Arts & Entertainment

Josephine Baker: entertainer, resistance fighter to be added to Pantheon

Paris, Nov 27 (EFE).- Josephine Baker, a prominent entertainer who played an active role in the French resistance against the Nazi occupation, is set to be posthumously honored by being added to Paris’ Pantheon in recognition of her activism.

The US-born French entertainer on Tuesday will be the sixth woman to enter the secular temple where France honors its most illustrious figures shedding light on her efforts during World War II that are largely unknown internationally.

The French defense ministry’s historical defense service (SHD) has released the documentation it has on her work in the Resistance and later in the aviation of the Free French Forces.

Baker, who arrived in France in 1925 at the age of 19 to become a performer, soon joined the military effort, initially performing for French troops.
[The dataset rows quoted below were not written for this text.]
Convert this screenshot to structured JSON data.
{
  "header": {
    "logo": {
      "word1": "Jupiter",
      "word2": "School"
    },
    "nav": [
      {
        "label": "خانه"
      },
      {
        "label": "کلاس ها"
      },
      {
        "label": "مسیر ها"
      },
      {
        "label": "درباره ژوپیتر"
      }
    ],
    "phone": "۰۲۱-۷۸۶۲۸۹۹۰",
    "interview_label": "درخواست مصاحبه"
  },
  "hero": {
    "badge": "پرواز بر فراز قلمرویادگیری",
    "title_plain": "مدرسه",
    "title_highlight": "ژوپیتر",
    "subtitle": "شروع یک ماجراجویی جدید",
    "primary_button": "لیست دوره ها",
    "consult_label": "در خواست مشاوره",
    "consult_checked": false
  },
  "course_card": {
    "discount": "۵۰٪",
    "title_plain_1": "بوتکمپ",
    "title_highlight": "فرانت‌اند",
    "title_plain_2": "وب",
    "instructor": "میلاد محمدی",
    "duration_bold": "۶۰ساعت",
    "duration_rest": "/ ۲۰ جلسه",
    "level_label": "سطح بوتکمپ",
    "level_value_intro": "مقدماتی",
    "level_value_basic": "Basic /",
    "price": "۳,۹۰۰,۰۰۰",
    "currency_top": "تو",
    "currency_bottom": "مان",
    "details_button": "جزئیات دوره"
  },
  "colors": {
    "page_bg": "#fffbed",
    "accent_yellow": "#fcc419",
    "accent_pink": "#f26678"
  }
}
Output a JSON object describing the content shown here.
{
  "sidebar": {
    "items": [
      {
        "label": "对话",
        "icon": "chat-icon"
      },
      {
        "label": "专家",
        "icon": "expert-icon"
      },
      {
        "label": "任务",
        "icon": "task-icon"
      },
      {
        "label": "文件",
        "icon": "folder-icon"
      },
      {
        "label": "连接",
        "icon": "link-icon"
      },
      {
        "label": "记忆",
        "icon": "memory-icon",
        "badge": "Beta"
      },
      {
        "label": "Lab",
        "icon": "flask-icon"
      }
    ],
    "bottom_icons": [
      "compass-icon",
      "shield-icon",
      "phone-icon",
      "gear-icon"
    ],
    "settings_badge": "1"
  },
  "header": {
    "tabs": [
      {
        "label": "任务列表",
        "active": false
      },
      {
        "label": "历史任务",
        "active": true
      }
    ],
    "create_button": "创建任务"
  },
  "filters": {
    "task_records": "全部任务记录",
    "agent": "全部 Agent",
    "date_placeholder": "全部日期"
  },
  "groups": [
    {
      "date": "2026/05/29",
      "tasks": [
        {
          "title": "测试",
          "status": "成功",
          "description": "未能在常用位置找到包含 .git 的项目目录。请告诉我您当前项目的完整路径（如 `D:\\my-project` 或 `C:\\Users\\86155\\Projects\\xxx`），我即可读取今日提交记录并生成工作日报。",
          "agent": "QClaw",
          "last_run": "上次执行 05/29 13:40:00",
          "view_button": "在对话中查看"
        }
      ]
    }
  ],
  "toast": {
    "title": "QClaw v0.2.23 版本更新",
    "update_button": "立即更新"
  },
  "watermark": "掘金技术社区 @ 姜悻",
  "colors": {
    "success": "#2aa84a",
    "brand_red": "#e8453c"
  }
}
“Since the beginning of World War II, she did not want to be considered as a singer in the service of the Army, but as a combatant who sang,” Geraud Létang, an SHD historian, told Efe.
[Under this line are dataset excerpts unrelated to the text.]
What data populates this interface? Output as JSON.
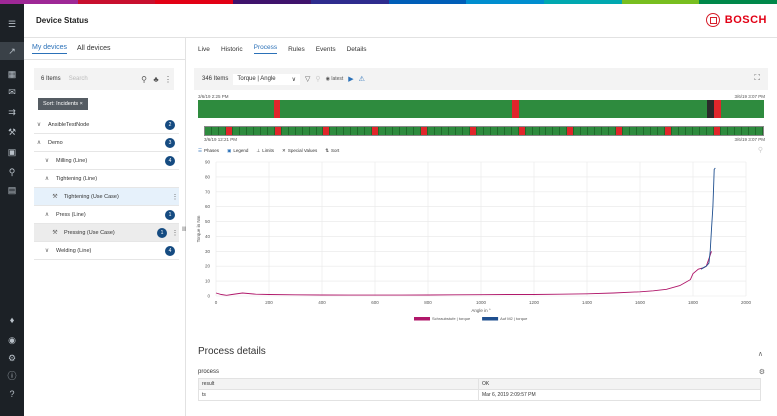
{
  "header": {
    "title": "Device Status",
    "brand": "BOSCH"
  },
  "left_tabs": {
    "my": "My devices",
    "all": "All devices"
  },
  "filter": {
    "count": "6 Items",
    "placeholder": "Search"
  },
  "chip": "Sort: Incidents ×",
  "tree": [
    {
      "label": "AnsibleTestNode",
      "badge": "2",
      "chev": "∨"
    },
    {
      "label": "Demo",
      "badge": "3",
      "chev": "∧"
    },
    {
      "label": "Milling (Line)",
      "badge": "4",
      "chev": "∨"
    },
    {
      "label": "Tightening (Line)",
      "badge": "",
      "chev": "∧"
    },
    {
      "label": "Tightening (Use Case)",
      "badge": "",
      "chev": ""
    },
    {
      "label": "Press (Line)",
      "badge": "1",
      "chev": "∧"
    },
    {
      "label": "Pressing (Use Case)",
      "badge": "1",
      "chev": ""
    },
    {
      "label": "Welding (Line)",
      "badge": "4",
      "chev": "∨"
    }
  ],
  "main_tabs": [
    "Live",
    "Historic",
    "Process",
    "Rules",
    "Events",
    "Details"
  ],
  "toolbar": {
    "items": "346 Items",
    "selection": "Torque | Angle",
    "latest": "latest"
  },
  "timeline": {
    "t_start": "3/6/19 2:25 PM",
    "t_end": "3/6/19 3:07 PM",
    "t_start2": "3/6/19 12:21 PM",
    "t_end2": "3/6/19 3:07 PM"
  },
  "chart_tools": [
    "Phases",
    "Legend",
    "Limits",
    "Special Values",
    "Sort"
  ],
  "chart_data": {
    "type": "line",
    "xlabel": "Angle in °",
    "ylabel": "Torque in Nm",
    "xlim": [
      0,
      2000
    ],
    "ylim": [
      0,
      90
    ],
    "xticks": [
      0,
      200,
      400,
      600,
      800,
      1000,
      1200,
      1400,
      1600,
      1800,
      2000
    ],
    "yticks": [
      0,
      10,
      20,
      30,
      40,
      50,
      60,
      70,
      80,
      90
    ],
    "grid": true,
    "legend_position": "bottom",
    "series": [
      {
        "name": "Schraubstufe | torque",
        "color": "#b0176a",
        "x": [
          0,
          20,
          40,
          60,
          100,
          150,
          200,
          300,
          400,
          500,
          600,
          700,
          800,
          900,
          1000,
          1100,
          1200,
          1300,
          1400,
          1500,
          1600,
          1650,
          1700,
          1720,
          1750,
          1770,
          1790,
          1800,
          1820,
          1840,
          1850,
          1860,
          1870
        ],
        "y": [
          2,
          1,
          0.5,
          1,
          2,
          1.2,
          1,
          0.8,
          0.7,
          0.6,
          0.6,
          0.6,
          0.7,
          0.8,
          0.9,
          1,
          1,
          1.2,
          1.5,
          2,
          2.8,
          3.5,
          4.5,
          5.5,
          7,
          9,
          11,
          15,
          18,
          19,
          20,
          25,
          30
        ]
      },
      {
        "name": "Auf M2 | torque",
        "color": "#1f4f8f",
        "x": [
          1830,
          1840,
          1850,
          1860,
          1865,
          1870,
          1875,
          1878,
          1880,
          1884
        ],
        "y": [
          18,
          19,
          20,
          22,
          30,
          45,
          60,
          75,
          85,
          86
        ]
      }
    ]
  },
  "process": {
    "heading": "Process details",
    "sub": "process",
    "rows": [
      {
        "key": "result",
        "value": "OK"
      },
      {
        "key": "ts",
        "value": "Mar 6, 2019 2:09:57 PM"
      }
    ]
  },
  "colors": {
    "accent": "#2b71b8",
    "badge": "#154b81",
    "ok": "#2e8b3e",
    "nok": "#e0262b",
    "brand": "#e20015"
  }
}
After the fall of France to Nazi Germany in 1940, she refused to perform for German troops and decided instead to cooperate with the French military espionage services.
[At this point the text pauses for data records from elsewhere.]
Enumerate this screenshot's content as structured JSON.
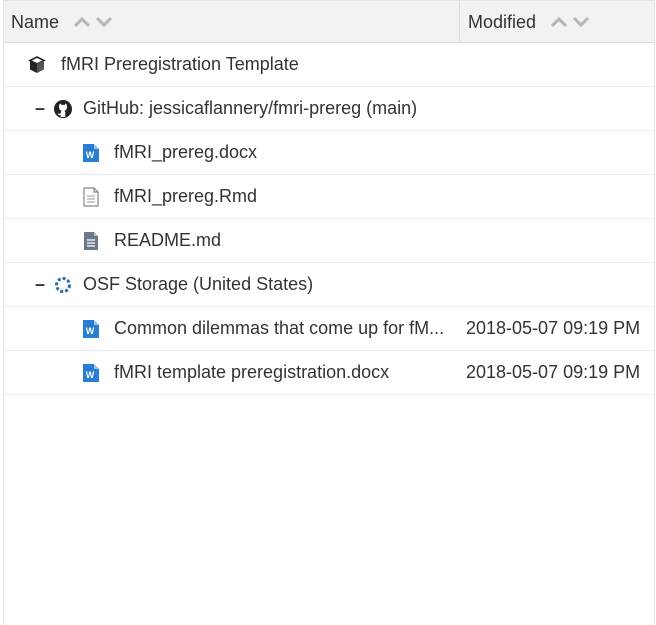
{
  "header": {
    "name_label": "Name",
    "modified_label": "Modified"
  },
  "rows": [
    {
      "label": "fMRI Preregistration Template",
      "modified": "",
      "icon": "project-cube-icon"
    },
    {
      "label": "GitHub: jessicaflannery/fmri-prereg (main)",
      "modified": "",
      "icon": "github-icon",
      "toggle": "–"
    },
    {
      "label": "fMRI_prereg.docx",
      "modified": "",
      "icon": "word-file-icon"
    },
    {
      "label": "fMRI_prereg.Rmd",
      "modified": "",
      "icon": "text-file-icon"
    },
    {
      "label": "README.md",
      "modified": "",
      "icon": "markdown-file-icon"
    },
    {
      "label": "OSF Storage (United States)",
      "modified": "",
      "icon": "osf-storage-icon",
      "toggle": "–"
    },
    {
      "label": "Common dilemmas that come up for fM...",
      "modified": "2018-05-07 09:19 PM",
      "icon": "word-file-icon"
    },
    {
      "label": "fMRI template preregistration.docx",
      "modified": "2018-05-07 09:19 PM",
      "icon": "word-file-icon"
    }
  ],
  "colors": {
    "word_blue": "#2b7cd3",
    "header_bg": "#f2f2f2",
    "sort_arrow": "#b5b5b5"
  }
}
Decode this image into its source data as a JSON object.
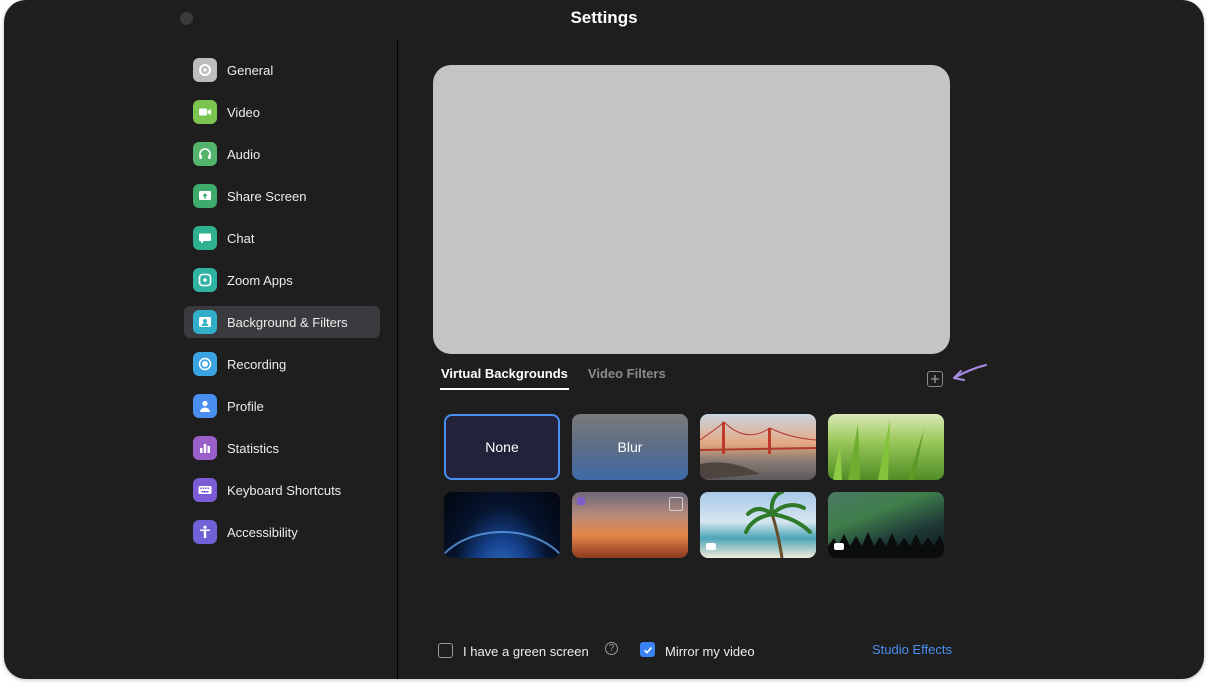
{
  "window": {
    "title": "Settings"
  },
  "sidebar": {
    "items": [
      {
        "label": "General",
        "icon": "gear-icon",
        "color": "#bdbdbd"
      },
      {
        "label": "Video",
        "icon": "video-camera-icon",
        "color": "#7cc551"
      },
      {
        "label": "Audio",
        "icon": "headphones-icon",
        "color": "#55b46c"
      },
      {
        "label": "Share Screen",
        "icon": "share-screen-icon",
        "color": "#3eaa6b"
      },
      {
        "label": "Chat",
        "icon": "chat-bubble-icon",
        "color": "#2fb08e"
      },
      {
        "label": "Zoom Apps",
        "icon": "apps-icon",
        "color": "#2fb3a2"
      },
      {
        "label": "Background & Filters",
        "icon": "person-portrait-icon",
        "color": "#32aec8",
        "selected": true
      },
      {
        "label": "Recording",
        "icon": "record-icon",
        "color": "#3aa4e2"
      },
      {
        "label": "Profile",
        "icon": "person-icon",
        "color": "#4a8ef0"
      },
      {
        "label": "Statistics",
        "icon": "bar-chart-icon",
        "color": "#9a5fc9"
      },
      {
        "label": "Keyboard Shortcuts",
        "icon": "keyboard-icon",
        "color": "#7c5cd4"
      },
      {
        "label": "Accessibility",
        "icon": "accessibility-icon",
        "color": "#6f62d6"
      }
    ]
  },
  "tabs": [
    {
      "label": "Virtual Backgrounds",
      "active": true
    },
    {
      "label": "Video Filters",
      "active": false
    }
  ],
  "add_icon": "plus-square-icon",
  "backgrounds": [
    {
      "label": "None",
      "kind": "none",
      "selected": true
    },
    {
      "label": "Blur",
      "kind": "blur"
    },
    {
      "label": "",
      "kind": "golden-gate-bridge"
    },
    {
      "label": "",
      "kind": "grass"
    },
    {
      "label": "",
      "kind": "earth-from-space"
    },
    {
      "label": "",
      "kind": "sunset"
    },
    {
      "label": "",
      "kind": "palm-beach"
    },
    {
      "label": "",
      "kind": "aurora"
    }
  ],
  "bottom": {
    "green_screen_label": "I have a green screen",
    "green_screen_checked": false,
    "mirror_label": "Mirror my video",
    "mirror_checked": true,
    "studio_effects_label": "Studio Effects"
  },
  "colors": {
    "accent": "#4a8ef0",
    "background": "#1e1e1e",
    "preview": "#c4c4c4",
    "annotation": "#a98fe8"
  }
}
Besides sharing information she got from Paris’ high society, her band provided camouflage for the resistance’s spies who joined her artistic troupe as technicians and makeup artists.

Commander Jacques Abtey, head in Paris of the military counterintelligence of the resistance, was presented as her agent.

In November 1940, the singer did a long tour of Spain and Portugal, two countries ruled by right-wing dictators, where spies from all the belligerent countries resided due to the Iberian countries’ neutrality.

For Baker, obtaining passports and travel permits was much easier than it was for the spies enrolled in her company.